Josema Vivancos

Personal information
- Full name: José Manuel Vivancos García
- Date of birth: 1 October 1999 (age 26)
- Place of birth: Cartagena, Spain
- Height: 1.82 m (6 ft 0 in)
- Position: Forward

Team information
- Current team: Bala Azul

Youth career
- Santa Ana
- Juvenia
- Ciudad Jardín
- 2016–2018: Torre Pacheco

Senior career*
- Years: Team / Apps / (Gls)
- 2018–2021: Villarreal C / 60 / (16)
- 2021–2023: Cartagena B / 41 / (22)
- 2021: Cartagena / 1 / (0)
- 2023: La Unión Atlético / 19 / (3)
- 2023: Socuéllamos / 11 / (0)
- 2024: Balsicas Atlético / 15 / (8)
- 2024–: Bala Azul / 4 / (0)

= Josema Vivancos =

Spanish footballer

José Manuel "Josema" Vivancos García (born 1 October 1999) is a Spanish professional footballer who plays as a forward for Bala Azul.

==Club career==
Born in Miranda, Cartagena, Region of Murcia, Vivancos represented EF Santa Ana, CD Juvenia, EF Ciudad Jardín and EF Torre Pacheco as a youth. On 3 July 2018, after finishing his formation, he signed a contract with Villarreal CF and was assigned to the C-team in Tercera División.

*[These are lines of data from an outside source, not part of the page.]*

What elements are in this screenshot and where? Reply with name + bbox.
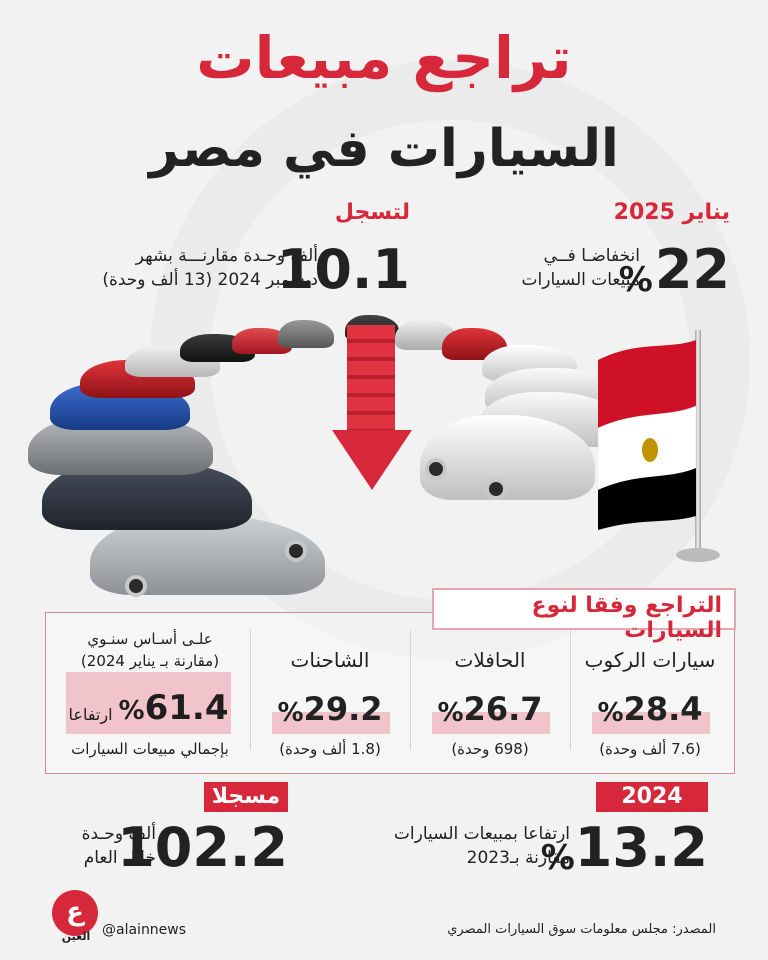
yearly-value-group: %61.4 — [119, 688, 229, 728]
top-left-desc: ألف وحـدة مقارنـــة بشهر ديسمبر 2024 (13… — [102, 244, 318, 292]
top-right-date: يناير 2025 — [613, 200, 730, 225]
down-arrow-icon — [347, 325, 395, 435]
highlight-bar — [272, 712, 390, 734]
top-left-value: 10.1 — [276, 238, 410, 301]
percent-sign: % — [437, 698, 464, 728]
yearly-highlight — [66, 672, 231, 734]
yearly-value: 61.4 — [144, 688, 229, 728]
category-value-number: 29.2 — [303, 690, 383, 728]
category-sub-trucks: (1.8 ألف وحدة) — [279, 740, 381, 758]
bottom-left-desc-line-2: خلال العام — [83, 848, 156, 868]
bottom-right-desc-line-2: مقارنة بـ2023 — [466, 848, 570, 868]
top-right-desc: انخفاضـا فــي مبيعات السيارات — [522, 244, 640, 292]
category-sub-buses: (698 وحدة) — [451, 740, 529, 758]
column-divider — [410, 630, 411, 750]
flag-pole-base — [676, 548, 720, 562]
wheel — [485, 478, 507, 500]
yearly-line-3: بإجمالي مبيعات السيارات — [71, 740, 229, 758]
percent-sign: % — [597, 698, 624, 728]
bottom-right-desc-line-1: ارتفاعا بمبيعات السيارات — [393, 824, 570, 844]
title-line-1: تراجع مبيعات — [196, 24, 572, 92]
bottom-left-desc-line-1: ألف وحـدة — [81, 824, 156, 844]
wheel — [285, 540, 307, 562]
category-panel-title-bar: التراجع وفقا لنوع السيارات — [432, 588, 736, 643]
category-value-number: 26.7 — [463, 690, 543, 728]
column-divider — [250, 630, 251, 750]
bottom-right-value: 13.2 — [574, 816, 708, 879]
top-left-desc-line-2: ديسمبر 2024 (13 ألف وحدة) — [102, 270, 318, 290]
bottom-right-desc: ارتفاعا بمبيعات السيارات مقارنة بـ2023 — [394, 822, 570, 870]
top-right-desc-line-1: انخفاضـا فــي — [543, 246, 640, 266]
badge-2024: 2024 — [596, 782, 708, 812]
category-value-passenger: % 28.4 — [575, 690, 725, 728]
car-white-suv — [420, 415, 595, 500]
social-handle[interactable]: @alainnews — [102, 922, 187, 938]
yearly-line-2: (مقارنة بـ يناير 2024) — [80, 652, 220, 670]
top-right-desc-line-2: مبيعات السيارات — [521, 270, 640, 290]
alain-logo-icon: ع — [52, 890, 98, 936]
category-label-buses: الحافلات — [454, 648, 526, 672]
percent-sign: % — [540, 838, 575, 878]
category-sub-passenger: (7.6 ألف وحدة) — [599, 740, 701, 758]
car-grey-2 — [278, 320, 334, 348]
source-text: المصدر: مجلس معلومات سوق السيارات المصري — [447, 922, 716, 937]
yearly-value-row: %61.4 ارتفاعا — [66, 688, 231, 728]
bottom-left-value: 102.2 — [117, 816, 288, 879]
down-arrow-head — [332, 430, 412, 490]
category-value-number: 28.4 — [623, 690, 703, 728]
bottom-left-desc: ألف وحـدة خلال العام — [82, 822, 156, 870]
egypt-flag-icon — [598, 340, 696, 530]
category-label-passenger: سيارات الركوب — [584, 648, 716, 672]
category-value-trucks: % 29.2 — [255, 690, 405, 728]
category-panel-title: التراجع وفقا لنوع السيارات — [531, 593, 722, 643]
top-left-desc-line-1: ألف وحـدة مقارنـــة بشهر — [135, 246, 318, 266]
yearly-header: علـى أسـاس سنـوي (مقارنة بـ يناير 2024) — [55, 628, 245, 672]
flag-pole — [695, 330, 701, 555]
category-label-trucks: الشاحنات — [290, 648, 370, 672]
badge-recorded: مسجلا — [204, 782, 288, 812]
highlight-bar — [432, 712, 550, 734]
bottom-right-stat: % 13.2 — [540, 816, 708, 879]
column-divider — [570, 630, 571, 750]
yearly-word: ارتفاعا — [68, 705, 113, 724]
highlight-bar — [592, 712, 710, 734]
yearly-line-1: علـى أسـاس سنـوي — [87, 630, 213, 648]
category-value-buses: % 26.7 — [415, 690, 565, 728]
wheel — [125, 575, 147, 597]
top-right-value: 22 — [654, 238, 730, 301]
top-right-stat: % 22 — [618, 238, 730, 301]
wheel — [425, 458, 447, 480]
top-left-heading: لتسجل — [334, 200, 410, 225]
alain-logo-text: العين — [61, 930, 91, 943]
percent-sign: % — [277, 698, 304, 728]
cars-scene — [0, 300, 768, 600]
percent-sign: % — [118, 696, 145, 726]
title-line-2: السيارات في مصر — [149, 119, 619, 179]
top-right-percent-sign: % — [618, 260, 653, 300]
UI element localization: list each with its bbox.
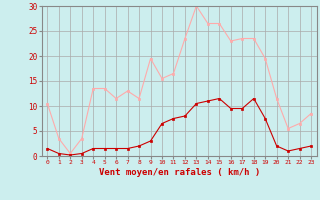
X-axis label: Vent moyen/en rafales ( km/h ): Vent moyen/en rafales ( km/h ) xyxy=(99,168,260,177)
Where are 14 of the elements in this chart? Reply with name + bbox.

Vivancos made his senior debut on 1 September 2018, coming on as a second-half substitute in a 2–0 home win over Elche CF Ilicitano. He scored his first goal on 12 October, netting the opener in a 4–2 home success against CD Acero.

On 6 July 2021, Vivancos joined hometown side FC Cartagena and was assigned to the reserves in Tercera División RFEF. He made his first team debut on 14 November, replacing Mo Dauda late into a 0–2 away loss against Girona FC in the Segunda División.